Sigue la historia. El Emperador, muy preocupado, ordenó una búsqueda por los alrededores y entonces dieron con el pobre hombre, que fue descubierto, como he dicho, completamente desnudo, amagándose detrás de un árbol, muerto de frío y cubierto de arañazos. Lo trajeron de vuelta y como parecía tranquilo, creyeron que ya se había recuperado y regresó a sus tareas; pero poco tiempo después de regresar a París tuvo un nuevo ataque.
Continúo con la traducción. El carácter de su enfermedad era tremendamente obsceno y se presentó delante de la emperatriz Josefina en tal estado de locura, con gestos tan indecentes, que fue necesario tomar algunas precauciones con respecto a su persona. Fue puesto al cuidado del afamado doctor Esquirol, que, pese a su abundante experiencia, no pudo encontrarle una cura.
Constant acaba el relato mostrándose afectado. Voy a verlo a menudo, dice. Ya no sufre esos ataques tan violentos, pero su cerebro está enfermo; aunque pienso que puede escucharme y comprenderme perfectamente, sus respuestas son las de un verdadero chiflado. Nunca ha cesado su devoción por el Emperador, habla de él constantemente y se imagina sirviéndole, a su lado.

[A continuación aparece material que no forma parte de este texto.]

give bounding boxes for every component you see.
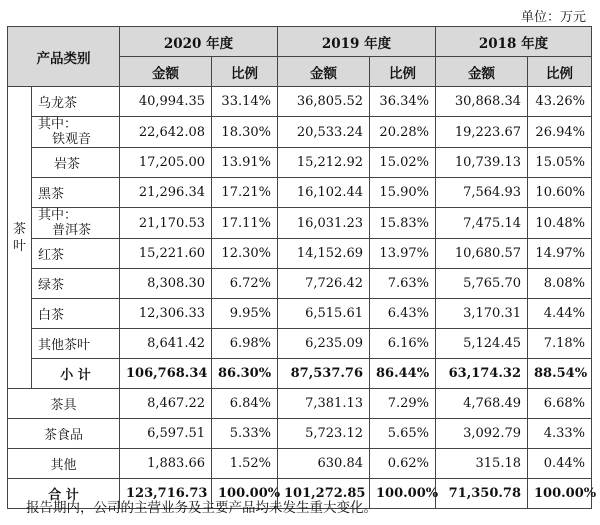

Su locura, como vamos a ver, tomó otras formas. Sigue diciendo Constant: Un día, con aires de mucho misterio, dijo que iba a confesarme un terrible secreto, una conjura contra la vida de Su Majestad, entregándome entonces una nota para Su Majestad, adjunta a unos veinte papelotes que él mismo había escrito y que detallaban todos los extremos de la conjura. Otro día me entregó un puñado de piedrecitas, diciéndome que eran diamantes de gran valor. "Valen lo menos un millón de francos", me dijo.
El Emperador, a quien expliqué mis visitas, se mostró muy contrariado por la continua monomanía de este pobre desgraciado, porque todos sus pensamientos, todos sus actos, los dedicaba a su antiguo señor, y así fue hasta que murió, sin recuperar la razón.
Ésta es toda la historia del señor Pfister. Pobre hombre. El señor Colin lo sustituyó como mayordomo, pero ya no fue lo mismo.